After a quick breakfast, we cleaned up the campsite and warmed up for the next journey.
Descending
The track was longer as most of them is descending. We found our way down from the hill, the slope is steep and slippery. It was not wet, but sometimes there was nothing to grasp, we followed each other closely and had to bend down as we went. After a while, it got more comfortable, but my toes were killing me.
Now, we started to see less of the pine forest, but more of the tropical one.
We also stopped at a little stream on the way to Yavly waterfall.
Yavly waterfall
The plan was to reach the waterfall early and trekked the last 15 km of the trail to Phan Dung. However, our team was running late, the guide decided to end the trek at the waterfall and the motorbike could take us there.
My feet felt so much better as soon as I took a dip in the water. I couldn’t ask for more, trekking and then swimming under the waterfall, it was so satisfying.
Trekking worked up a real appetite, lunch was delicious with fresh and hot meals cooked by the local porters.
After lunch, we partnered up and left the forest with the porter.

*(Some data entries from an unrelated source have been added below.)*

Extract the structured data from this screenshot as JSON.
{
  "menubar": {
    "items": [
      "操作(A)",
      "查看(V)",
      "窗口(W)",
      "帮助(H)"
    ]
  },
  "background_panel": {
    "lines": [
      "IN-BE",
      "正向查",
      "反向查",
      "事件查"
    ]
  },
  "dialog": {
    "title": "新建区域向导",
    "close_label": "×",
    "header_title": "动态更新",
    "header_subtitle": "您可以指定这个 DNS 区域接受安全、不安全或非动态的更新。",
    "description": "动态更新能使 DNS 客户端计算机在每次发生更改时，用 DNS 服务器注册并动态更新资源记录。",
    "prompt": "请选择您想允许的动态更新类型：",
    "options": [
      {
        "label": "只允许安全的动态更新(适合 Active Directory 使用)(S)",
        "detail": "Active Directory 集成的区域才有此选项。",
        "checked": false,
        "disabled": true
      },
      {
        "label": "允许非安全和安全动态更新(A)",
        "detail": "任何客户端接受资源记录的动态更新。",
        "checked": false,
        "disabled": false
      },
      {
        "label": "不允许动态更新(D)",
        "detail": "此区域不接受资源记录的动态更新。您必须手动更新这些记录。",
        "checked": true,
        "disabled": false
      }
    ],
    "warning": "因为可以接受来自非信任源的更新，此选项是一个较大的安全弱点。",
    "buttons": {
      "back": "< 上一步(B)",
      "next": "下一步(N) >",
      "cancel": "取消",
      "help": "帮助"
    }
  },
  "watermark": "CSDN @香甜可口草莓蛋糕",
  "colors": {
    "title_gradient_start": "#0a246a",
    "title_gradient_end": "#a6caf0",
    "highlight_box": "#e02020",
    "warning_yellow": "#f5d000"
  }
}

The last 15 km of the trek is beautiful, there are a lot of streams and changing landscapes, but I don’t think I would make it with the state of my feet.
“Xe bay” is modified by the porters for heavy loading. Trekking also creates a good alternative of jobs for the male ethnic groups here. Many of them switched from poaching, so that’s a huge favor for the local area and us as a whole.
Co Thach Beach
I went here a few times with my family and we always had a great time. The sunset is gorgeous as always.
We also had a warm farewell dinner before saying goodbye.
What a crazy journey! Over 20 km of climbing and descending, through such diverse terrain. Ta nang- Phan dung checked all the boxes for a multiday hike. If you’re around this area, don’t forget to check it out.
Photos are taken by me, my friends, and the coli tour.